Introduction

Coronavirus disease 2019 (COVID-19) is a rapidly spreading respiratory illness caused by the severe acute respiratory syndrome (SARS) coronavirus 2 (SARS-CoV-2) virus that has constituted a global health crisis [1]. COVID-19 symptoms spectrum is wide and can vary from no symptoms to mild, acute, and severe respiratory distress syndrome (ARDS) [2,3,4]. ARDS is characterized by a cytokine storm, in patients with severe disease [5], which may lead to multiple organ damage, even in cases with initially mild symptoms [2, 4]. Based on the clinical experiences during COVID-19, researchers focus their efforts on more effective treatments, identification and prevention of factors that in some cases enhance the severity of COVID-19 [2, 4, 5].

The role of vitamin D supplementation as a treatment for COVID-19 has been a subject of considerable debate [6]. Currently, determining the benefits and harms of vitamin D supplementation as a treatment of COVID-19 is in its exploring phase. It has been found that vitamin D deficiency is related to higher risks for SARS-CoV-2 infection [6, 7]. Over the last few months, some studies have hypothesized the possible beneficial effect of vitamin D supplementation in patients with COVID-19 in order to improve the immune balance and prevent the hyperinflammatory cytokine storm [8]. Among hospitalized patients with severe COVID-19, vitamin D3 supplementation was safe, but increased 25-hydroxyvitamin D levels but did not reduce hospital length of stay or any other relevant outcomes compared to placebo [9,10,11]. Additionally, vitamin D supplementation does not confer therapeutic benefits among hospitalized patients with severe COVID-19 [11]. Nevertheless, many authors have investigated the effects of vitamin D on infection risk reduction, however, as previously mentioned effects of vitamin D therapy in the COVID-19 era is still controversial.

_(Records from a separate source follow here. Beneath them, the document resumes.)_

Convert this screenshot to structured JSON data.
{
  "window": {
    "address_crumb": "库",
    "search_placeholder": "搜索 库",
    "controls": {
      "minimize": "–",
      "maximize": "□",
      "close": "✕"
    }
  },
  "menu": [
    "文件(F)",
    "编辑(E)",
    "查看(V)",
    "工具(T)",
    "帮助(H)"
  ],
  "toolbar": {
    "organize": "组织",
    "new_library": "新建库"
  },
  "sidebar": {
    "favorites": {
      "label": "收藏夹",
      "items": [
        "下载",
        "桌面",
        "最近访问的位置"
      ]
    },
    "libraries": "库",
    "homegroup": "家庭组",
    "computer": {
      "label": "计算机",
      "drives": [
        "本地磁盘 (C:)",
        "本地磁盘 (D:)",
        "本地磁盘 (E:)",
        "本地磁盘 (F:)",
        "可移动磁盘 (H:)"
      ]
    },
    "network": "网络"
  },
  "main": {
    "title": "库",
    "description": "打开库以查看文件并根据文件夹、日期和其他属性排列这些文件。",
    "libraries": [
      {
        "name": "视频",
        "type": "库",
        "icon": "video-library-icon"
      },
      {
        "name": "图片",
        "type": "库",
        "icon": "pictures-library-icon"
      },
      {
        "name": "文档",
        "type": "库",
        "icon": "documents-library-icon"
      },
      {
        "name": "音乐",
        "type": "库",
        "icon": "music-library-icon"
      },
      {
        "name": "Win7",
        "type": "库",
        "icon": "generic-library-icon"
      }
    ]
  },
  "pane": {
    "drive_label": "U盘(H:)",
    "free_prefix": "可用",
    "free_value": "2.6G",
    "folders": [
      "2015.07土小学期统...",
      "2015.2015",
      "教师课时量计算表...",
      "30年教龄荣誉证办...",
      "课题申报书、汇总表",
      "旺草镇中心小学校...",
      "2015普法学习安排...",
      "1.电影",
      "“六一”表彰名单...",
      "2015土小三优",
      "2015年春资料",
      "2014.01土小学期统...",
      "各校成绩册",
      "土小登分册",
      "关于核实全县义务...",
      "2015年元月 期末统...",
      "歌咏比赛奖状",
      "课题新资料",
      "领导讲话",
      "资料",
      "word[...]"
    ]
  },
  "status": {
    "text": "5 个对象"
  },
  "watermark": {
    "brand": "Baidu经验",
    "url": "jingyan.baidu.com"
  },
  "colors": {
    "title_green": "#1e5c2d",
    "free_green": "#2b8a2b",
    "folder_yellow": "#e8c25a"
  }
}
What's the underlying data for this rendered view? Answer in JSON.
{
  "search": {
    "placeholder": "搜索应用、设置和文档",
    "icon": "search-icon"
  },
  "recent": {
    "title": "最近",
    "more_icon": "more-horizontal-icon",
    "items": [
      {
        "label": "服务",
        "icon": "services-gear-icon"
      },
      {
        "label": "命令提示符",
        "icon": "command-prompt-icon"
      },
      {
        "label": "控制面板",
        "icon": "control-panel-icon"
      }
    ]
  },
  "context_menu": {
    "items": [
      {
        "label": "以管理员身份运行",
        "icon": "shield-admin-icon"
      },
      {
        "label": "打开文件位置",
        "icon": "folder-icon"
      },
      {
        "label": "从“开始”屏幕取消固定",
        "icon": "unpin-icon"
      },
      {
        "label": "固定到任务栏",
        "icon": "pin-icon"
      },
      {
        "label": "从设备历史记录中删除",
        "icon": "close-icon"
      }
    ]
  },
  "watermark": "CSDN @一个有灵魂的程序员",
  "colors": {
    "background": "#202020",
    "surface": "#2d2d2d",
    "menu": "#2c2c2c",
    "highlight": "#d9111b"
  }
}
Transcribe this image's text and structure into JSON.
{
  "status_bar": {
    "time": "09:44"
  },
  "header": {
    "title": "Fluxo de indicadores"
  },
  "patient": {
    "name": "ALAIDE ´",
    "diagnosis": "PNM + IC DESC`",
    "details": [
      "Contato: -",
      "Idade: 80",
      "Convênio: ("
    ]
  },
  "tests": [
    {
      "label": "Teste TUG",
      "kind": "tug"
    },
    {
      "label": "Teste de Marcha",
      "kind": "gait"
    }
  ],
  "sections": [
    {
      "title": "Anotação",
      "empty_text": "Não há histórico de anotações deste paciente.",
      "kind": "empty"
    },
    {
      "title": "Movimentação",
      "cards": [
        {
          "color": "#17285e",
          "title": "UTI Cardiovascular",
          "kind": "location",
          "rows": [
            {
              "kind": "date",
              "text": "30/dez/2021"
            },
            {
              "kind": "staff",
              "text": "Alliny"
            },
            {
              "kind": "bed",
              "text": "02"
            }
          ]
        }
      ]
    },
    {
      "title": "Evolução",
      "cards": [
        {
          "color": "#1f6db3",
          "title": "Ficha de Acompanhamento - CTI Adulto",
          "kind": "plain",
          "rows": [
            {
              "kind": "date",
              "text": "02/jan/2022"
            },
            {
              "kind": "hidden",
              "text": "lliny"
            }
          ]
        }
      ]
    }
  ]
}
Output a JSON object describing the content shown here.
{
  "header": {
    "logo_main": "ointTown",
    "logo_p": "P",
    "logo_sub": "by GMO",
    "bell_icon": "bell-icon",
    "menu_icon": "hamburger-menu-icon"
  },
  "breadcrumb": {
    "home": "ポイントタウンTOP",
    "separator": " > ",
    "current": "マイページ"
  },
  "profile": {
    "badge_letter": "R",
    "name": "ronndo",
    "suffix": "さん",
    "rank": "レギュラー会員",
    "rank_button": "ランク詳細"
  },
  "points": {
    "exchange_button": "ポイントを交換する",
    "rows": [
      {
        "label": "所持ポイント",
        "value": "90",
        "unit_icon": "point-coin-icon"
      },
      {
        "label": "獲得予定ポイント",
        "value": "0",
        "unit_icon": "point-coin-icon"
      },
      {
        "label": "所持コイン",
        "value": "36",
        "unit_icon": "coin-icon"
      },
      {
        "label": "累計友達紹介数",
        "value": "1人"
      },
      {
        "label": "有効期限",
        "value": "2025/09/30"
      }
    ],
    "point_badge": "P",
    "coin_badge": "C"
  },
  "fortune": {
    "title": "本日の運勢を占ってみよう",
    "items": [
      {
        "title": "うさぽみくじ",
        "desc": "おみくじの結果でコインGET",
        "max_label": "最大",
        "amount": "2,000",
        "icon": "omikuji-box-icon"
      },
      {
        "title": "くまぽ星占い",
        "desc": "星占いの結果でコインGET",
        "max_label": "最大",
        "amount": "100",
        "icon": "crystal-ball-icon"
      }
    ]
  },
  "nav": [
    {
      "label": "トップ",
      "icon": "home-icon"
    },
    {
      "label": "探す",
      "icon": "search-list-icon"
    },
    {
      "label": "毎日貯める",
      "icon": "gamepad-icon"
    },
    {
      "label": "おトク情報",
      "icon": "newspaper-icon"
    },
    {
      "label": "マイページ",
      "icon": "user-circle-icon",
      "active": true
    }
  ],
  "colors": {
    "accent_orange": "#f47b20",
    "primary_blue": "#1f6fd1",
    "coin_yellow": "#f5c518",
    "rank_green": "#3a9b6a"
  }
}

With time, the understanding of the disease has improved, and it has become apparent that COVID-19 involves the pulmonary and gastrointestinal systems, the heart, and the liver [12]. Researchers have observed a significantly elevated aspartate aminotransferase (AST), alanine aminotransferase (ALT), Prothrombin time (PT), and Total Bilirubin in severe COVID-19 patients compared with patients with mild disease, and serum levels of aminotransferase are associated with both the severity and mortality of COVID-19 [12]. On the other hand, low levels of serum vitamin D were found to be associated with increased risk of elevated level of ALT, AST, or GGT [13]. However, there is insufficient evidence on the effect of vitamin D supplementation on hepatic diseases, especially among clinical trials [14]. Nevertheless, an observational report suggested that individuals with lower serum vitamin D levels have an increased risk of elevated ALT, AST, GGT, and ALT–AST, while AST/ALT ratio > 1 was associated with severe outcomes and increased mortality in COVID-19 patients [15].

Based on the evidence, the primary aim of this study was to determine the effect of oral administration of high and low-dose vitamin D on liver function tests in hospitalized COVID-19 patients. The secondary aim of this study was to identify the predictors for change in liver enzymes in hospitalized COVID-19 patients.

Method

Subjects

This study was conducted on 140 patients aged > 30 years who were referred to the COVID- 19 dedicated ward of Imam Reza hospital in Mashhad city, Iran, from September to December 2020. The definitive diagnosis of COVID- 19 disease in these patients were based on two criteria:

  1. 1.

    Laboratory results including positive CRP test and a reduction in lymphocyte count (lymphocyte > 1100/Ml) and Reverse transcription polymerase chain reaction (RT-PCR) if available.

  2. 2.

    Radiological findings including lung patchy infiltrations in chest X-ray or CT scan [16].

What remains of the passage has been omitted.